Earn outs are also valuable for the buyer in providing security for breach of warranties and indemnities in the sale and purchase agreement:

  • A warranty is a statement of fact about the business or company made by the vendor.  If it is not true, the purchaser can sue and get damages that would put the purchaser in the position it would have been if the warranty were true (subject to the usual rules about mitigating your loss and remoteness of damage).
  • An indemnity, on the other hand, is a promise to reimburse the purchaser if it suffers a loss (which is not usually subject to the requirement that the purchaser mitigates its loss).

If you had to come up with a rule of thumb about the difference between the two, it would be that:

  •  Warranties protects the purchaser from unknown liabilities, and
  • Indemnities protect the purchaser from known liabilities.

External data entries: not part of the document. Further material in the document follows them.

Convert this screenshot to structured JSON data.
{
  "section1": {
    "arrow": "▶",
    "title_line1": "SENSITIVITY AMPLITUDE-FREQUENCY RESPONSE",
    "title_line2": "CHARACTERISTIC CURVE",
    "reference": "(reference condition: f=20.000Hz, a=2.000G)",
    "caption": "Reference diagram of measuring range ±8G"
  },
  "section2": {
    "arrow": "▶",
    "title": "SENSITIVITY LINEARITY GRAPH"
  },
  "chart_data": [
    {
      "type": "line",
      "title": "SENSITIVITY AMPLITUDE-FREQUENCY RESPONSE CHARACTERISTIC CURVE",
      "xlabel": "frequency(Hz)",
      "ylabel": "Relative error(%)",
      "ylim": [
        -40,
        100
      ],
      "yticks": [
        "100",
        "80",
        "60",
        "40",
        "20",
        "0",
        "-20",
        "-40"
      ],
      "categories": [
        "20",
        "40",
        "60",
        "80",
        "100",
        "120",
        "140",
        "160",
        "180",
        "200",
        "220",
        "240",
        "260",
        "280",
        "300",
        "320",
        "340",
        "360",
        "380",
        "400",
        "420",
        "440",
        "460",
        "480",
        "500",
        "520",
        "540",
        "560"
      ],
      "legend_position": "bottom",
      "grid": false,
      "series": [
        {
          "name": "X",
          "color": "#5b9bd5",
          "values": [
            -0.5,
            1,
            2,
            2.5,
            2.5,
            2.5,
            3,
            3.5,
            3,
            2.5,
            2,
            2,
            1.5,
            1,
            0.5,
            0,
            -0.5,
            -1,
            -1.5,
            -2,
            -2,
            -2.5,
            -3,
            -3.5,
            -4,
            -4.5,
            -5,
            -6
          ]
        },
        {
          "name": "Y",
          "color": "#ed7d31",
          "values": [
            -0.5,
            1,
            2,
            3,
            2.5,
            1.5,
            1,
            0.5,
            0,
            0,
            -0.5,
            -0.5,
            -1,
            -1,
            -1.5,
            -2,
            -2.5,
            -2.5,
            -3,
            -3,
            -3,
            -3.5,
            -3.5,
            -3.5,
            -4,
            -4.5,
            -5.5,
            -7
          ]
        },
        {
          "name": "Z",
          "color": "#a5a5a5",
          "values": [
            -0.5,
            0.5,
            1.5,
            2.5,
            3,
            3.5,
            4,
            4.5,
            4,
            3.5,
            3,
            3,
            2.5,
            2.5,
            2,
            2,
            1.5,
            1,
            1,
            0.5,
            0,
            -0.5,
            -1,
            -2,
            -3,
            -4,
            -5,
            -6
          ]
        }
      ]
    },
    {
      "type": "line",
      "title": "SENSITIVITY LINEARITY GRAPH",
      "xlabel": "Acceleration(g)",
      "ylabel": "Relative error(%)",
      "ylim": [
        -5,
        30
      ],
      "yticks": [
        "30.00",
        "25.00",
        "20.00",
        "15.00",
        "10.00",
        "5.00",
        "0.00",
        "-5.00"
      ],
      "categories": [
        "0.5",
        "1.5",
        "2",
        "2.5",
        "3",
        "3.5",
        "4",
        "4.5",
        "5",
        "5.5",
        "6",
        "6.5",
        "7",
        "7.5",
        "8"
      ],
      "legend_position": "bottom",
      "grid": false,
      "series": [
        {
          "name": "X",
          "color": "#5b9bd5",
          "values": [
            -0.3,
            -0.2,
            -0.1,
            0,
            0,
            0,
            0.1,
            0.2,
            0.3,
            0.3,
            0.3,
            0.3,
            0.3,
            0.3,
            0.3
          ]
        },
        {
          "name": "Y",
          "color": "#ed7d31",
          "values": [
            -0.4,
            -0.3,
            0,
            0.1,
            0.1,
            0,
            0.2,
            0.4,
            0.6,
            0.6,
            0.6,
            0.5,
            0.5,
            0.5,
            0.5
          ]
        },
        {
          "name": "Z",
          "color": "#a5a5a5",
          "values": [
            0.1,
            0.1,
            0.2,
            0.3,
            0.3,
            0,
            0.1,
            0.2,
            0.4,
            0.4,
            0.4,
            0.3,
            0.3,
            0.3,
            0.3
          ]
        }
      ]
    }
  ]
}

So when it comes to actually paying out on a warranty or an indemnity claim, if the buyer is holding back money anyway, it can simply deduct it from the amount to be paid under the earn out.

 

Advantages of Earn Outs to Sellers


The main advantage of the earn out to the seller is that it increases the chances of actually selling the company or business.  This is especially true when there are no other buyers. Ideally, the amount the seller receives at settlement is all the money the seller wants, and the earn out is a bonus.

Another advantage to the seller is when the seller knows the upside in the business but is unable to articulate it to the buyer or is unable to convince the buyer that it will happen.  In this case, the seller gets a better price than it would on a fixed price transaction.

 

The other advantage is that the seller can “take some money off the table” today whilst still participating in part of the upside of the company after the sale.

 

Disadvantages of Earn Outs to Both Buyers and Sellers


The main difficulty is the time it takes to negotiate and draft a decent earn out that satisfies both parties.  This task usually falls to the corporate advisor or investment banker during the negotiations and involves lengthy discussions with management to determine how it is going to be calculated. 

 

Then the lawyers need to draft clauses that accurately reflect that intention and that work well into the future when the circumstances of the business, the seller and the buyer might be entirely different.

 

Then there is the difficulty of the divergent interests of the buyer and the seller – the buyer has some interest in the business not performing so it doesn’t have to pay out more, whilst the seller has an interest in short term business decisions that boost the KPI used to calculate the earn out (for example, if the earn out is based on EBITDA over three years, the seller is not particularly interested in depressing EBITDA with investment that ensure explosive growth in the business in five years time).

 

So this and other tensions in the alignment of the buyer and seller gives more potential for disputes in the future about the earn out.

 

The other disadvantage is that the sellers have to work in the business they just sold for up to three years.  Many entrepreneurial owners find it difficult to work for someone else, particularly if they have sold to a much bigger company that has very defined systems and procedures that may seem stifling.

 

Conclusion


If you can’t agree on valuation (and you probably won’t), then you should consider an earn out as a way of bridging the valuation gap.  It can, however, mean a lot of work for that last 15%-30% and there are risks that you might not get it.  In our next post, we will go into earn outs in greater detail so you can decide which way to jump.

 

Disclaimer: I shouldn’t really have to write a disclaimer here about using this as legal advice as I am sure you are smart enough to work out that it is general commentary only and it may not suit your own personal circumstances.